Considering the low frequency of filling out questionnaires, limited length of
the questionnaires, and nature of the items in the questionnaires, this study
does not nudge towards a (temporary) change in participants' normal everyday
life. Given the low intrusive nature of its items we do not expect the
questionnaire to have any (psychological) impact on the participants.
Therefore, in line with the examples and clarifications presented in de
CCMO-notitie 'Gedragswetenschappelijk onderzoek en de WMO' (2001), participants
in this study are not subjected to procedures nor required to follow rules of
behaviour.

No risks are expected with participation, since the intervention (application)

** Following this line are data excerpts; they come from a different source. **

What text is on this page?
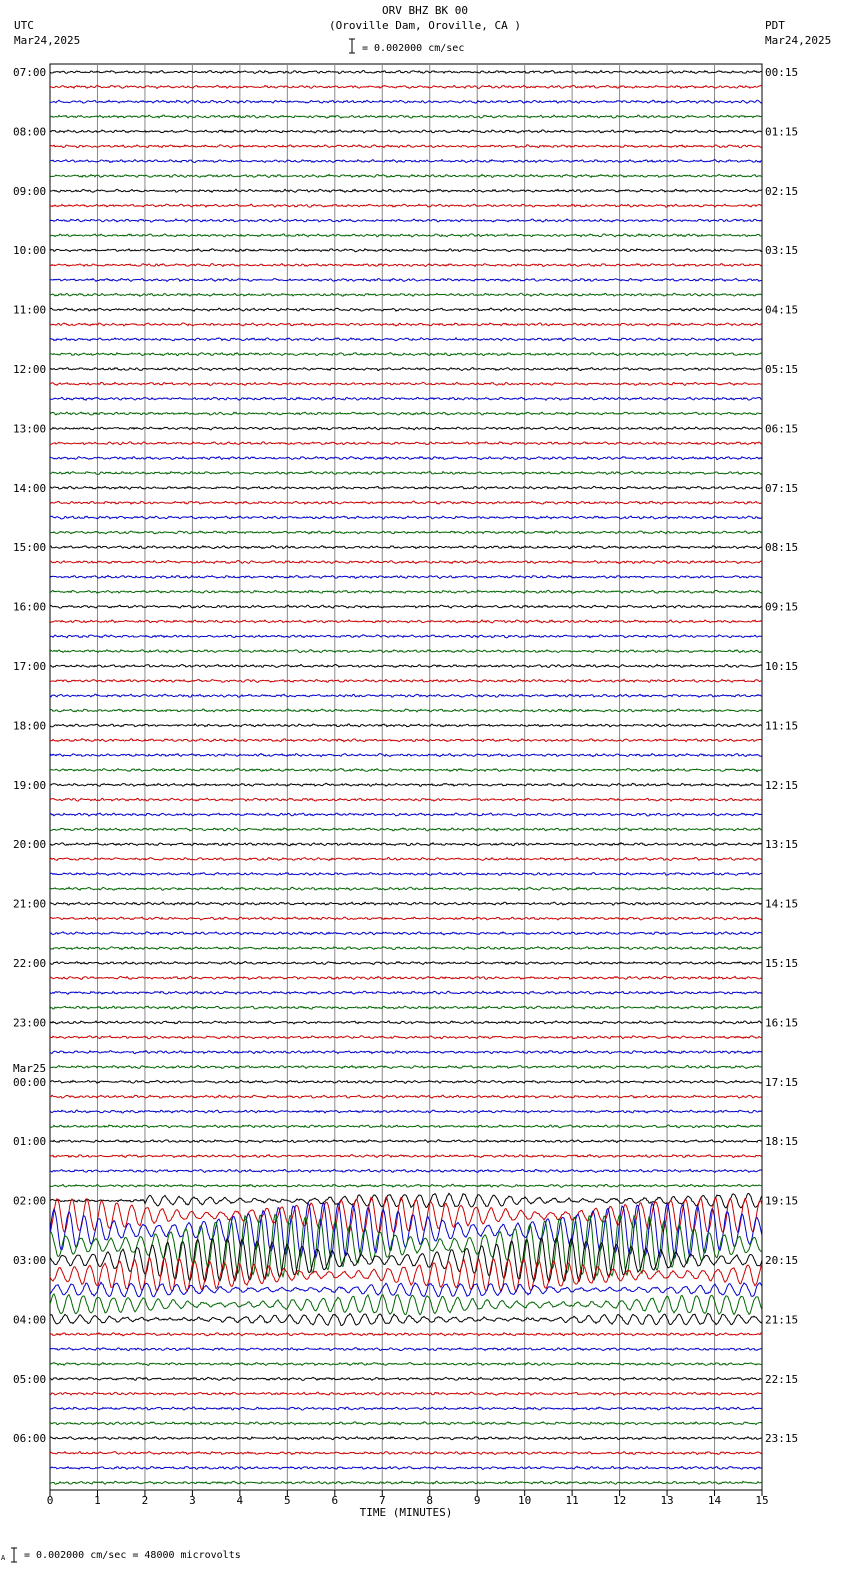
ORV BHZ BK 00
(Oroville Dam, Oroville, CA )
= 0.002000 cm/sec
UTC
Mar24,2025
PDT
Mar24,2025
07:00
08:00
09:00
10:00
11:00
12:00
13:00
14:00
15:00
16:00
17:00
18:00
19:00
20:00
21:00
22:00
23:00
00:00
Mar25
01:00
02:00
03:00
04:00
05:00
06:00
00:15
01:15
02:15
03:15
04:15
05:15
06:15
07:15
08:15
09:15
10:15
11:15
12:15
13:15
14:15
15:15
16:15
17:15
18:15
19:15
20:15
21:15
22:15
23:15
0	1	2	3	4	5	6	7	8	9	10	11	12	13	14	15
TIME (MINUTES)
A = 0.002000 cm/sec = 48000 microvolts
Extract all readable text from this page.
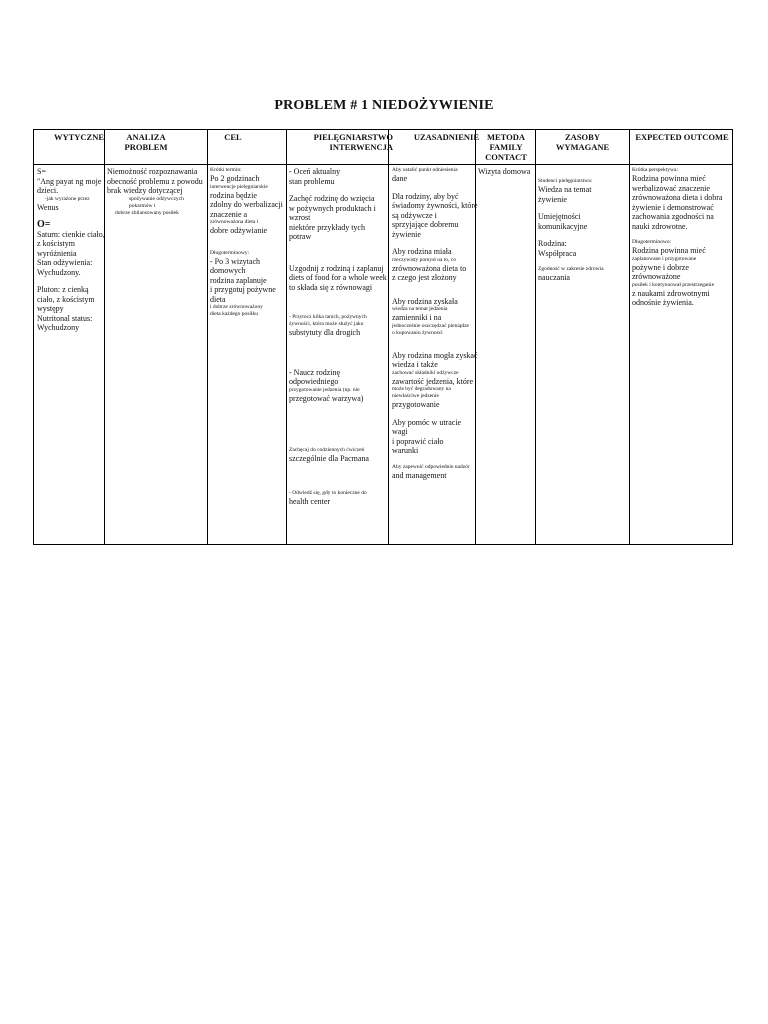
PROBLEM # 1 NIEDOŻYWIENIE
WYTYCZNE	ANALIZA
PROBLEM
CEL	PIELĘGNIARSTWO
INTERWENCJA
UZASADNIENIE METODA
FAMILY
CONTACT
ZASOBY
WYMAGANE
EXPECTED OUTCOME

S=

"Ang payat ng moje dzieci.

-jak wyrażone przez

Wenus

O=

Saturn: cienkie ciało,

z kościstym

wyróżnienia

Stan odżywienia:

Wychudzony.

Pluton: z cienką

ciało, z kościstym

występy

Nutritonal status:

Wychudzony

Niemożność rozpoznawania

obecność problemu z powodu

brak wiedzy dotyczącej

spożywanie odżywczych pokarmów i

dobrze zbilansowany posiłek

Krótki termin:

Po 2 godzinach

interwencje pielęgniarskie

rodzina będzie

zdolny do werbalizacji

znaczenie a

zrównoważona dieta i

dobre odżywianie

Długoterminowy:

- Po 3 wizytach domowych

rodzina zaplanuje

i przygotuj pożywne dieta

i dobrze zrównoważony

dieta każdego posiłku

- Oceń aktualny

stan problemu

Zachęć rodzinę do wzięcia

w pożywnych produktach i wzrost

niektóre przykłady tych potraw

Uzgodnij z rodziną i zaplanuj

diets of food for a whole week

to składa się z równowagi

- Przytocz kilka tanich, pożywnych

żywności, która może służyć jako

substytuty dla drogich

- Naucz rodzinę odpowiedniego

przygotowanie jedzenia (np. nie

przegotować warzywa)

Zachęcaj do codziennych ćwiczeń

szczególnie dla Pacmana

- Odwiedź się, gdy to konieczne do

health center

Aby ustalić punkt odniesienia

dane

Dla rodziny, aby być

świadomy żywności, które

są odżywcze i

sprzyjające dobremu

żywienie

Aby rodzina miała

rzeczywisty pomysł na to, co

zrównoważona dieta to

z czego jest złożony

Aby rodzina zyskała

wiedza na temat jedzenia

zamienniki i na

jednocześnie oszczędzać pieniądze

o kupowaniu żywności

Aby rodzina mogła zyskać

wiedza i także

zachować składniki odżywcze

zawartość jedzenia, które

może być degradowany na

niewłaściwe jedzenie

przygotowanie

Aby pomóc w utracie wagi

i poprawić ciało

warunki

Aby zapewnić odpowiednie nadzór

and management

Wizyta domowa

Studenci pielęgniarstwa:

Wiedza na temat

żywienie

Umiejętności komunikacyjne

Rodzina:

Współpraca

Zgodność w zakresie zdrowia

nauczania

Krótka perspektywa:

Rodzina powinna mieć

werbalizować znaczenie

zrównoważona dieta i dobra

żywienie i demonstrować

zachowania zgodności na

nauki zdrowotne.

Długoterminowo:

Rodzina powinna mieć

zaplanowane i przygotowane

pożywne i dobrze zrównoważone

posiłek i kontynuował przestrzeganie

z naukami zdrowotnymi

odnośnie żywienia.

contains information that is based on the current, evidence-based stop-smoking
counselling for pregnant women in the Netherlands. No harmful or adverse
effects are known with respect to HRV-biofeedback. In addition, no
pharmaceuticals or drugs are promoted and no invasive treatment will be used.
Participation in the study will not lead to department from, or delay of
standard treatments or diagnostics.

Smoking cessation and stress reduction benefits both the mother and the
(unborn) child. We therefore consider participation in the research
advantageous for all smoking pregnant women. We ultimately believe that the
benefits of participating in the research by far outweigh any burden or risks.